En pleine tournée Américaine, celui qui avait créé la magnifique matière
expérimentale, qui compose the pipper at the gate of dawn, n’est plus capable
de tenir son rôle de leader. Assommé par sa consommation massive de LSD ,
Barrett oublie sa guitare avant d’entrer en scène , où il reste parfois figé
comme un pantin désarticulé.
Ses collègues l’incite à consulter un psychologue , qui
lui diagnostique une schizophrenie, le groupe est désormais obligé de se
séparer de celui à qui il doit sa fulgurante ascension. Pour éviter une
séparation douloureuse, pink floyd pense d’abord recruter un guitariste pour
épauler son leader défaillant. Le nom de Jeff Beck est évoqué, mais c’est
rapidement David Gilmour qui s’impose comme une évidence.

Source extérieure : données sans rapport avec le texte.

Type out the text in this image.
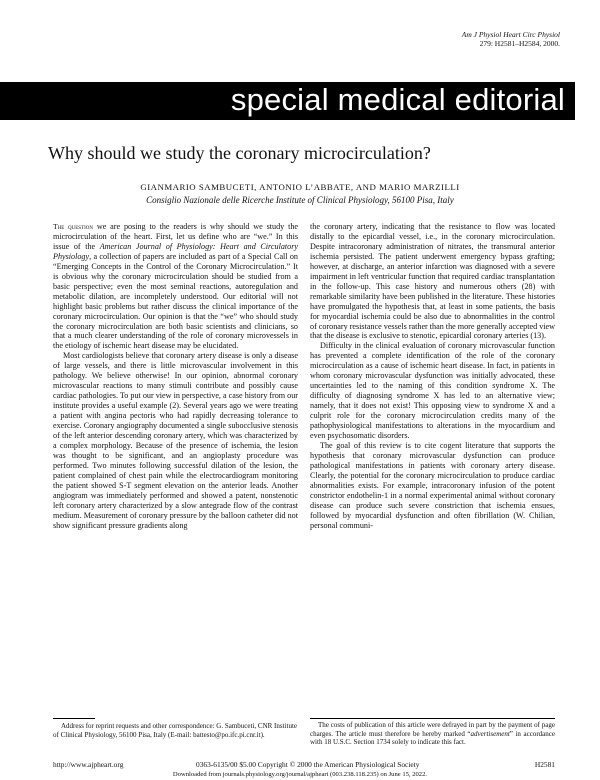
Am J Physiol Heart Circ Physiol
279: H2581–H2584, 2000.
special medical editorial
Why should we study the coronary microcirculation?
GIANMARIO SAMBUCETI, ANTONIO L’ABBATE, AND MARIO MARZILLI
Consiglio Nazionale delle Ricerche Institute of Clinical Physiology, 56100 Pisa, Italy

The question we are posing to the readers is why should we study the microcirculation of the heart. First, let us define who are “we.” In this issue of the American Journal of Physiology: Heart and Circulatory Physiology, a collection of papers are included as part of a Special Call on “Emerging Concepts in the Control of the Coronary Microcirculation.” It is obvious why the coronary microcirculation should be studied from a basic perspective; even the most seminal reactions, autoregulation and metabolic dilation, are incompletely understood. Our editorial will not highlight basic problems but rather discuss the clinical importance of the coronary microcirculation. Our opinion is that the “we” who should study the coronary microcirculation are both basic scientists and clinicians, so that a much clearer understanding of the role of coronary microvessels in the etiology of ischemic heart disease may be elucidated.

Most cardiologists believe that coronary artery disease is only a disease of large vessels, and there is little microvascular involvement in this pathology. We believe otherwise! In our opinion, abnormal coronary microvascular reactions to many stimuli contribute and possibly cause cardiac pathologies. To put our view in perspective, a case history from our institute provides a useful example (2). Several years ago we were treating a patient with angina pectoris who had rapidly decreasing tolerance to exercise. Coronary angiography documented a single subocclusive stenosis of the left anterior descending coronary artery, which was characterized by a complex morphology. Because of the presence of ischemia, the lesion was thought to be significant, and an angioplasty procedure was performed. Two minutes following successful dilation of the lesion, the patient complained of chest pain while the electrocardiogram monitoring the patient showed S-T segment elevation on the anterior leads. Another angiogram was immediately performed and showed a patent, nonstenotic left coronary artery characterized by a slow antegrade flow of the contrast medium. Measurement of coronary pressure by the balloon catheter did not show significant pressure gradients along

the coronary artery, indicating that the resistance to flow was located distally to the epicardial vessel, i.e., in the coronary microcirculation. Despite intracoronary administration of nitrates, the transmural anterior ischemia persisted. The patient underwent emergency bypass grafting; however, at discharge, an anterior infarction was diagnosed with a severe impairment in left ventricular function that required cardiac transplantation in the follow-up. This case history and numerous others (28) with remarkable similarity have been published in the literature. These histories have promulgated the hypothesis that, at least in some patients, the basis for myocardial ischemia could be also due to abnormalities in the control of coronary resistance vessels rather than the more generally accepted view that the disease is exclusive to stenotic, epicardial coronary arteries (13).

Difficulty in the clinical evaluation of coronary microvascular function has prevented a complete identification of the role of the coronary microcirculation as a cause of ischemic heart disease. In fact, in patients in whom coronary microvascular dysfunction was initially advocated, these uncertainties led to the naming of this condition syndrome X. The difficulty of diagnosing syndrome X has led to an alternative view; namely, that it does not exist! This opposing view to syndrome X and a culprit role for the coronary microcirculation credits many of the pathophysiological manifestations to alterations in the myocardium and even psychosomatic disorders.

The goal of this review is to cite cogent literature that supports the hypothesis that coronary microvascular dysfunction can produce pathological manifestations in patients with coronary artery disease. Clearly, the potential for the coronary microcirculation to produce cardiac abnormalities exists. For example, intracoronary infusion of the potent constrictor endothelin-1 in a normal experimental animal without coronary disease can produce such severe constriction that ischemia ensues, followed by myocardial dysfunction and often fibrillation (W. Chilian, personal communi-

Address for reprint requests and other correspondence: G. Sambuceti, CNR Institute of Clinical Physiology, 56100 Pisa, Italy (E-mail: battesto@po.ifc.pi.cnr.it).

The costs of publication of this article were defrayed in part by the payment of page charges. The article must therefore be hereby marked “advertisement” in accordance with 18 U.S.C. Section 1734 solely to indicate this fact.

http://www.ajpheart.org	0363-6135/00 $5.00 Copyright © 2000 the American Physiological Society	H2581
Downloaded from journals.physiology.org/journal/ajpheart (003.238.118.235) on June 15, 2022.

L’homme est proche de Syd Barrett et des autres musiciens,
et accepte rapidement une proposition qu’il voit comme une occasion inespérée
de faire décoller sa carrière. Sur scène, il ne côtoiera Barrett que quelques jours,
son état déplorable obligeant le groupe à le renvoyer définitivement. A
saucerful of secret marque donc une nouvelle ère pour le floyd, d’autant que
Barrett n’a participé qu’à un seul de ses titres.
« let there
be more light » , qui a la lourde tâche d’ouvrir ce disque charnière, est
un formidable manifeste. Composé de trois parties, le titre remplace la pop
séduisante de Barrett par une ambitieuse fresque musicale, qui demande
plusieurs écoutes pour dévoiler toutes ses qualités.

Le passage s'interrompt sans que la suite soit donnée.